LIBYA – In a visibly fishy development, a staggering €10 billion of Libyan government funds, frozen as part of sanctions against the late Muammar Gaddafi’s aides, has vanished from a Belgian bank, according to local media.
According to the ming-bending investigation by Le Vif weekly, four Euroclear Bank accounts belonging to the Libyan Investment Authority (LIA) and its subsidiary Libyan Foreign Investment Company (LFICO) in Bahrain and Luxembourg, contained some €16.1bn in frozen assets back in November 2013, however, when authorities tried to seize the funds in 2017, it turned out there was only just over €5bn left in those accounts, raising eyebrows of financial and political experts.
“There remains a little less than 5 billion euros on the four accounts opened at Euroclear Bank SA,” Denis Goeman, a spokesman from Brussels’ prosecutor’s office told the Belgian publication.
The remaining funds are still subject to seizure, but so far Euroclear reportedly has denied handing over the accounts. The refusal prompted the prosecutor to threaten the institution with “more coercive measures” unless the remainig funds are cleared within a certain period.
The investigating magistrate, Michel Claise, who was in charge of the probe into alleged money laundering by Gaddafi’s inner circle, reportedly noticed the disappearance of funds, in staggerign amount, in autumn 2017 but it is believed that the funds ‘evaporated’ somewhere between 2013 and 2017.
Florence Angelici, from the General Administration of the Treasury detailed that those assets had been frozen since March 2011 in accordance with the UNSC resolution 1973 but Belgium has never authorized the “thaw” of these assets.
According to the paper, Belgium failed to comply with UN regulations governing asset freezes on certain Libyan accounts in local banks.
How Libya’s Money flowed into Belgium
Before the 2011 Arab Spring – that toppeled the Libyan monarch – the country had been a major oil exporter and to handle the cash flow, the government created the Libyan Investment Authority to invest the country’s black gold wealth abroad.
With NATO’s intervention in 2011, the UN introduced sanctions against the Libyan government’s assets, effectively seizing roughly $67bn from the LIA, held across Europe and North America.
What sbstantiates the claims of Le Vif is last month’s investigation by Brussels-based European affairs weekly Politico, that discovered“big, regular outflows of stock dividends, bond income and interest payments,” from the €16 billion Gaddafi-linked funds kept in Belgium.
“Interest flows from the fund’s assets around the world were frequent,” Politico revealed in their investigation, citing former chief executives of post-2011 LIA.
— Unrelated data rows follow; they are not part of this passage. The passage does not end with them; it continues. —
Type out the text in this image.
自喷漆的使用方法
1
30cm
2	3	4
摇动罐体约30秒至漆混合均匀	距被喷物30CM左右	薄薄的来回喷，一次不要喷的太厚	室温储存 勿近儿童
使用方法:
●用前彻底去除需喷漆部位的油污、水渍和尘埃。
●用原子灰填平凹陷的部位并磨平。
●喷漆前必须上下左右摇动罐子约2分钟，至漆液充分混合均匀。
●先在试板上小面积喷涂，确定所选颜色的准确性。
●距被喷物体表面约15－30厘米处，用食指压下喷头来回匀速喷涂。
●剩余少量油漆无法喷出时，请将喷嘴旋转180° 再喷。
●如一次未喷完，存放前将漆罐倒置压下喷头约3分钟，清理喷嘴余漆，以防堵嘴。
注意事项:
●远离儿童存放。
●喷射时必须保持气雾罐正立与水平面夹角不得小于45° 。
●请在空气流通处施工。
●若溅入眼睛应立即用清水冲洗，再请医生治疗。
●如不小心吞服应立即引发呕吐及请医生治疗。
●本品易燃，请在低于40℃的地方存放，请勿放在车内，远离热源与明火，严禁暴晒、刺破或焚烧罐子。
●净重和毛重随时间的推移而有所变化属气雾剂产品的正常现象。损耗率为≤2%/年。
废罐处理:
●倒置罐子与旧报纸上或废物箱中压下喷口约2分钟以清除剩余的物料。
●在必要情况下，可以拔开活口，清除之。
Euroclear Bank also confirmed paying monthly dividends from the four frozen assets and according to an email exchange between a Euroclear employee and the Belgian finance ministry, the interest had been released once a month to an “HSBC account in Luxembourg belonging to LIA and to several other LIA accounts at different banks, Politico reported.
While Belgium’s finance ministry negates any misappropriation, Le Vif’s investigation implies that the relevant authorities must answer the conundrum about the disappearance of €10 billion.